Girls in Physics Breakfast was an event held at Monash University on the 21st of August. Five of the Year 10 girls from Kew High School participated in this event.
This event was held early in the morning. We had breakfast with Year 10 students from other schools, other physicists and also those pursuing Physics-related careers. Dr Ceri Brenner, AIP Women in Physics Lecturer for 2018, gave a very engaging presentation on the topic; Pressing FIRE on the most powerful laser in the world. This presentation widens our understanding of lasers, and how they play a role in our lives. For example, they are used in medical fields. She answered our questions about lasers and explained the science of how lasers work, and how much energy the beam delivers per second. Read about the students experiences below.
The entire experience was great in allowing us to meet other physicists. Everyone had a wonderful time at the event and was very inspired by Dr Ceri Brenner’s speech. It was truly an amazing experience! I enjoyed meeting and having a chat with other Year 10 students from other schools who were interested in Physics and also two other physicists on the same table. After breakfast, Dr Ceri Brenner, a laser physicist from the UK, had a speech. She was very engaging and good at explaining complex ideas. She was explaining the different wonders of lasers and also the most powerful laser in the world. Laser light is focused in a narrow beam and creates a very high-intensity light. The things that interest me the most from the talk was how lasers are used in the medical field. The powerful beam of light from lasers can focus very accurately on tiny areas, then be used for medical surgeries. The lasers were able to spot if the tissues were healthy or cancerous. Her speech was really inspiring and truly inspired me and my peers. We were very lucky to be able to participate in this event. - JiaYi Ong.

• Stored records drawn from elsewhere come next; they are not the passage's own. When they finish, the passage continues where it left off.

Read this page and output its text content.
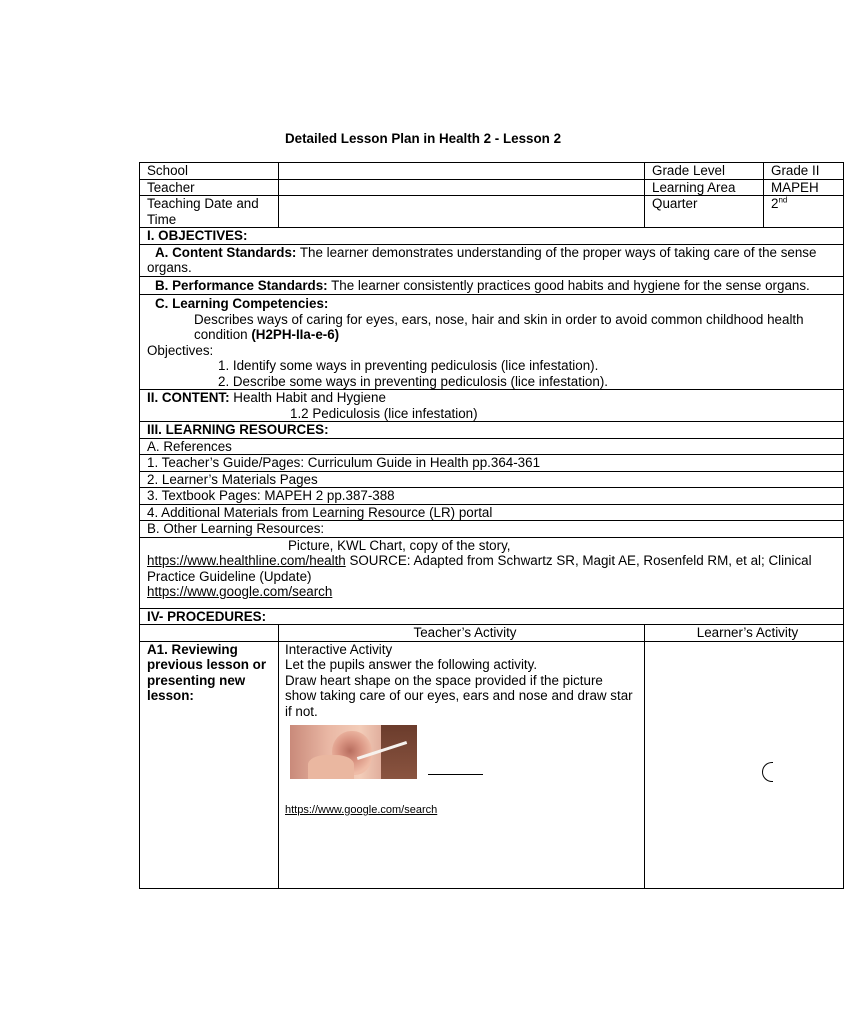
Detailed Lesson Plan in Health 2 - Lesson 2
School		Grade Level	Grade II
Teacher		Learning Area	MAPEH
Teaching Date and Time		Quarter	2nd
I. OBJECTIVES:			
A. Content Standards: The learner demonstrates understanding of the proper ways of taking care of the sense organs.			
B. Performance Standards: The learner consistently practices good habits and hygiene for the sense organs.			

C. Learning Competencies:
Describes ways of caring for eyes, ears, nose, hair and skin in order to avoid common childhood health condition (H2PH-IIa-e-6)
Objectives:
1. Identify some ways in preventing pediculosis (lice infestation).
2. Describe some ways in preventing pediculosis (lice infestation).			

II. CONTENT: Health Habit and Hygiene
1.2 Pediculosis (lice infestation)			

III. LEARNING RESOURCES:			
A. References			
1. Teacher’s Guide/Pages: Curriculum Guide in Health pp.364-361			
2. Learner’s Materials Pages			
3. Textbook Pages: MAPEH 2 pp.387-388			
4. Additional Materials from Learning Resource (LR) portal			
B. Other Learning Resources:			

Picture, KWL Chart, copy of the story,
https://www.healthline.com/health SOURCE: Adapted from Schwartz SR, Magit AE, Rosenfeld RM, et al; Clinical Practice Guideline (Update)
https://www.google.com/search			

IV- PROCEDURES:			
	Teacher’s Activity	Learner’s Activity	
A1. Reviewing previous lesson or presenting new lesson:	Interactive Activity
Let the pupils answer the following activity.
Draw heart shape on the space provided if the picture show taking care of our eyes, ears and nose and draw star if not.
https://www.google.com/search		
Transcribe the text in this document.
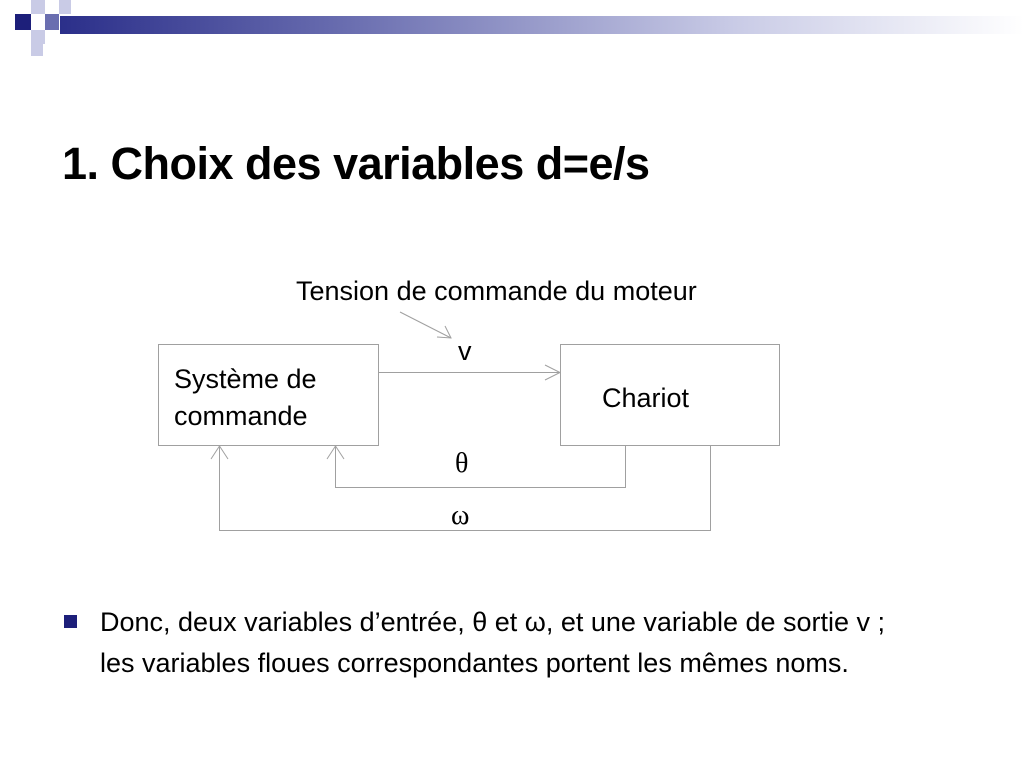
1. Choix des variables d=e/s
Tension de commande du moteur
Système de
commande
Chariot
v
θ
ω
Donc, deux variables d’entrée, θ et ω, et une variable de sortie v ; les variables floues correspondantes portent les mêmes noms.
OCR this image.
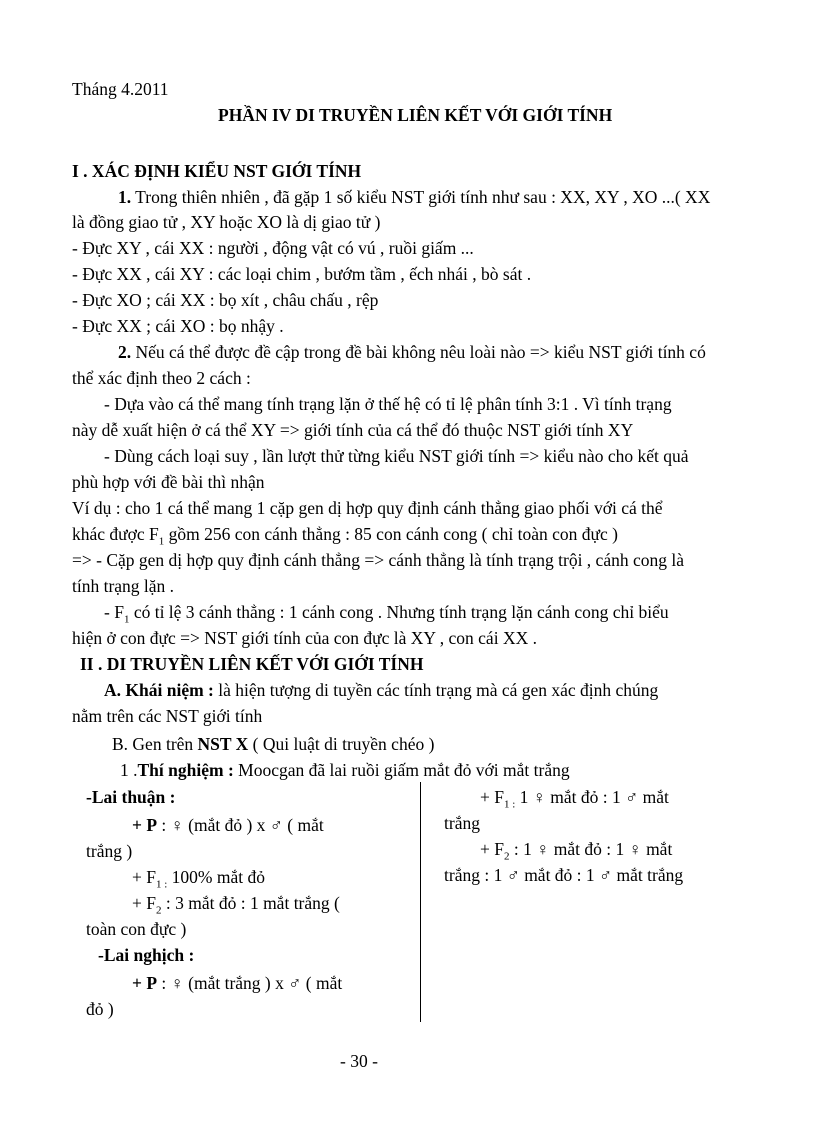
Tháng 4.2011
PHẦN IV DI TRUYỀN LIÊN KẾT VỚI GIỚI TÍNH
I . XÁC ĐỊNH KIỂU NST GIỚI TÍNH
1. Trong thiên nhiên , đã gặp 1 số kiểu NST giới tính như sau : XX, XY , XO ...( XX
là đồng giao tử , XY hoặc XO là dị giao tử )
- Đực XY , cái XX : người , động vật có vú , ruồi giấm ...
- Đực XX , cái XY : các loại chim , bướm tầm , ếch nhái , bò sát .
- Đực XO ; cái XX : bọ xít , châu chấu , rệp
- Đực XX ; cái XO : bọ nhậy .
2. Nếu cá thể được đề cập trong đề bài không nêu loài nào => kiểu NST giới tính có
thể xác định theo 2 cách :
- Dựa vào cá thể mang tính trạng lặn ở thế hệ có tỉ lệ phân tính 3:1 . Vì tính trạng
này dễ xuất hiện ở cá thể XY => giới tính của cá thể đó thuộc NST giới tính XY
- Dùng cách loại suy , lần lượt thử từng kiểu NST giới tính => kiểu nào cho kết quả
phù hợp với đề bài thì nhận
Ví dụ : cho 1 cá thể mang 1 cặp gen dị hợp quy định cánh thẳng giao phối với cá thể
khác được $F_1$ gồm 256 con cánh thẳng : 85 con cánh cong ( chỉ toàn con đực )
=> - Cặp gen dị hợp quy định cánh thẳng => cánh thẳng là tính trạng trội , cánh cong là
tính trạng lặn .
- $F_1$ có tỉ lệ 3 cánh thẳng : 1 cánh cong . Nhưng tính trạng lặn cánh cong chỉ biểu
hiện ở con đực => NST giới tính của con đực là XY , con cái XX .
II . DI TRUYỀN LIÊN KẾT VỚI GIỚI TÍNH
A. Khái niệm : là hiện tượng di tuyền các tính trạng mà cá gen xác định chúng
nằm trên các NST giới tính
B. Gen trên NST X ( Qui luật di truyền chéo )
1 .Thí nghiệm : Moocgan đã lai ruồi giấm mắt đỏ với mắt trắng
-Lai thuận :
+ P : ♀ (mắt đỏ ) x ♂ ( mắt
trắng )
+ $F_{1 :}$ 100% mắt đỏ
+ $F_2$ : 3 mắt đỏ : 1 mắt trắng (
toàn con đực )
-Lai nghịch :
+ P : ♀ (mắt trắng ) x ♂ ( mắt
đỏ )
+ $F_{1 :}$ 1 ♀ mắt đỏ : 1 ♂ mắt
trắng
+ $F_2$ : 1 ♀ mắt đỏ : 1 ♀ mắt
trắng : 1 ♂ mắt đỏ : 1 ♂ mắt trắng
- 30 -
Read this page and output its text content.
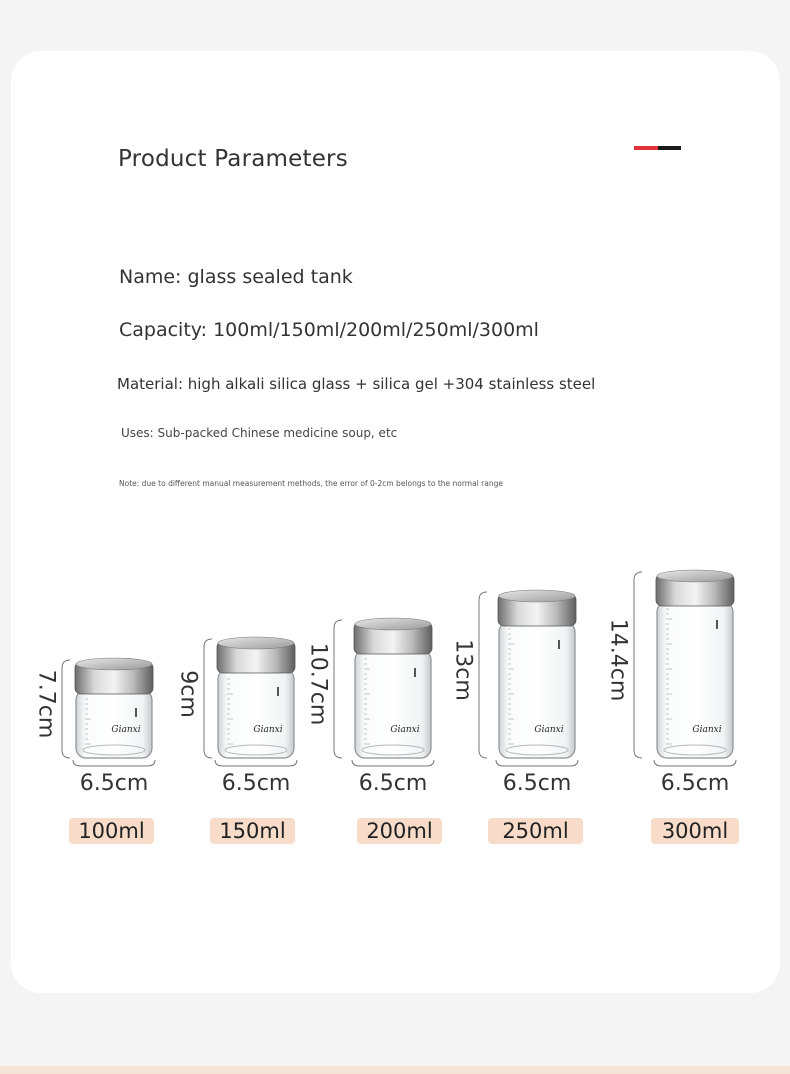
Product Parameters
Name: glass sealed tank
Capacity: 100ml/150ml/200ml/250ml/300ml
Material: high alkali silica glass + silica gel +304 stainless steel
Uses: Sub-packed Chinese medicine soup, etc
Note: due to different manual measurement methods, the error of 0-2cm belongs to the normal range
Gianxi	Gianxi	Gianxi	Gianxi	Gianxi
6.5cm
7.7cm
100ml
6.5cm
9cm
150ml
6.5cm
10.7cm
200ml
6.5cm
13cm
250ml
6.5cm
14.4cm
300ml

I had a fantastic time attending the Girls’ in Physics Breakfast! I had been situated at a table, away from my regular school peers, with girls from other schools who were also interested in Physics. I also had the incredible opportunity to have two female physicists sitting at our table ready to answer our bubbling questions. We then had Dr Ceri Brenner, another passionate female physicist, talk to us about her journey to becoming a physicist and how she, alike to myself, did not yet know exactly what she wanted to be when she was at the age of 15. She inspired me to take every opportunity that arises because she showed me that I could end up doing something that I truly love as my career. She also talked to us about lasers and the Synchrotron and how they worked, although I didn’t always quite understand what she was saying! And not to mention, the food was delicious! As a whole, my experience was worthwhile, has given me insight into what it is like to be a physicist, and has inspired me to follow my passions and dreams. - Zoe Cole.
We had really good experience going to girls in physics breakfast. It was very engaging and we got to learn quite a lot of new stuff that we never knew of. At the breakfast, students from Years 10 shared a table with two or three young women who were either in the early stages of a career in physics or were at university as an undergraduate or a postgraduate. We had a chance to ask questions about their careers and what study at university is like. We were seated with students from other schools. Dr Ceri Brenner is a physicist, using the most powerful lasers in the world to develop innovative imaging technology for medical, nuclear and aerospace inspection. Dr Brenner, was invited to speak with her and her journey study Physics. She mainly talked to us about the topic 'Pressing FIRE on the most powerful laser in the world'. I found this quite interesting to hear and it was very amusing what a small beam of laser could do. - Riya Shah.
On Tuesday, August 21, I along with 4 other year 10 girls went to the annual girls physics breakfast. It was a wonderful and rewarding experience which really encourages girls in science. When we arrived at the venue, we were placed on different tables with a few other girls from other schools and 2 people who are in the physics field. This gave us the opportunity to ask questions and gain a better understanding on what you can actually accomplish using physics. It was a perfect casual setting where everyone was having good conversations. Then after an hour there was a guest presenter called Ceri Brenner, she is currently working with lasers in the UK. She told us how physics can bring broad and different paths. She also told us about how she got into physics, and ultimately what she does every day. It was really interesting learning about lasers and how beneficial lasers can potentially be to our society. Overall it was a fantastic experience which I would definitely do it again. - Gloria Kipleel.
I attended the Girls in Physics breakfast for 2018. I sat on table 12, and on the table there were 7 girls from different schools. As well as the girls on the table there were two other people. One lady was in her second year of University at Monash, studying physics. She talked to our table about the differences between high school and university, and what she is getting out of physics in university and what she wants to do with it. The other person on our table was a man who was a qualified physicist and he talked to us about what his career involves and that opened up a conversation about why were attending the breakfast and what we wanted to do with physics as a career. It was very interesting to hear what the other girls wanted to do. Then Ceri Brenner came up and talked about what she does, which is conducting the strongest laser in the world. This was interesting to hear because she didnt just talk at us, she made it interesting and told us how it works, opened the room up to questions. Overall, I found this experience very rewarding and fulfulling and would recommend it to any girl interested in STEM. - Ruby Quirke.